Read the post just below on the release of the Crossfire Hurricane documents and this will make even more sense.
The “Russian Reset”
After Russia’s two invasions of Ukraine, first in 2014 and again in 2022, senior Democratic leaders roundly called out Russia and its president, Vladimir Putin’s aggressive behavior, primarily targeted at the country’s smaller neighbor, Ukraine.
But in the years before Moscow’s invasion, Democrats enriched themselves politically and personally from Russian oligarchs and businesses in the region while empowering Putin with energy and technology deals that still haunt America today.
President Barack Obama, after taking office in early 2009, set in motion the merging of U.S. business interests with the Russian economy through the famous “reset” in relations between the two powers. Obama’s reset began in 2009 as an effort to cool tensions that had ballooned after Russia’s invasion of its small neighbor Georgia in 2008.
The reset set the stage for several prominent Democrats and their benefactors to profit from the burgeoning business opportunities in Russia being facilitated by the Obama administration.
Hillary Clinton, Skolkovo, and a half-million dollar speaking fee
In one case, the policy of Obama’s Secretary of State Hillary Clinton to support and develop Russia’s “Silicon Valley,” known as Skolkovo, may have undermined U.S. national security while the family’s Clinton Foundation pocketed donations from Russian donors. After Russia’s first invasion of Ukraine, she would later make an about-face, instigating a narrative wherein Russia allegedly interfered and deprived her of victory in the 2016 election in which she was a candidate. She called her opponent, Donald Trump, a “Trojan Horse for Putin.”
After Clinton was appointed to represent the United States at the newly formed U.S.-Russia Bilateral Presidential Commission, she helped direct investments from U.S. partners to the venture, which had already received $5 million in funding from Moscow, investigative reporter Peter Schweizer found in his 2015 book “Clinton Cash.”

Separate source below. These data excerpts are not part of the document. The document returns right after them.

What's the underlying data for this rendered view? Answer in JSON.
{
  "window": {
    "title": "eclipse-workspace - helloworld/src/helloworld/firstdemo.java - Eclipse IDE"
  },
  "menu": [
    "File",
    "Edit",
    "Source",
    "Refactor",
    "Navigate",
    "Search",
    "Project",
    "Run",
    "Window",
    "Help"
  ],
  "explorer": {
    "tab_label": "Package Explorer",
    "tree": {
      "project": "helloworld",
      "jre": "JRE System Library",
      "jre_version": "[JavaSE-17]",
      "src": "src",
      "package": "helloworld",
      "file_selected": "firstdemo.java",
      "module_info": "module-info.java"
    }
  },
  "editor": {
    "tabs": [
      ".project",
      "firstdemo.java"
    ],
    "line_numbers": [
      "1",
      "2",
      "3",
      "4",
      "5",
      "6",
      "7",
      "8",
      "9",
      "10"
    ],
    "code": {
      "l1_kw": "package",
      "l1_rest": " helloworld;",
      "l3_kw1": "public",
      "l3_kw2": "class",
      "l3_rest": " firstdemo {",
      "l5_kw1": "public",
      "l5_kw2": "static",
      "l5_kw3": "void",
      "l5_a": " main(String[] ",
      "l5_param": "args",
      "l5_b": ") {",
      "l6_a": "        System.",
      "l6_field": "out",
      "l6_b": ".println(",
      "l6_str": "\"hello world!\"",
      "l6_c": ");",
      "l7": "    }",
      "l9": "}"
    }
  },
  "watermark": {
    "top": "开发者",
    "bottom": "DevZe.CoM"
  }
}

The Skolkovo project received backing and support from Clinton Foundation donors, like Google, Intel and Cisco. Additionally, donations from Russian businessmen tied to the Skolkovo project flowed to the Clinton Foundation. Andrey Vavilov, Chairman of SuperOx, which is part of Skolkovo’s nuclear research group, donated between $10,000 and $25,000 to the foundation, Schweizer reported. The Skolkovo Foundation head and billionaire Viktor Vekselberg also donated to the charity through his company, Renova Group.
Clinton’s spouse, former president Bill Clinton, also reaped rewards from the Russian reset, collecting a $500,000 speaking fee from a Russian investment bank, Renaissance Capital. The speech came at the same time that Secretary Clinton was opposing sanctions measures on Russian officials that later became the Magnitsky Act, Fox News reported.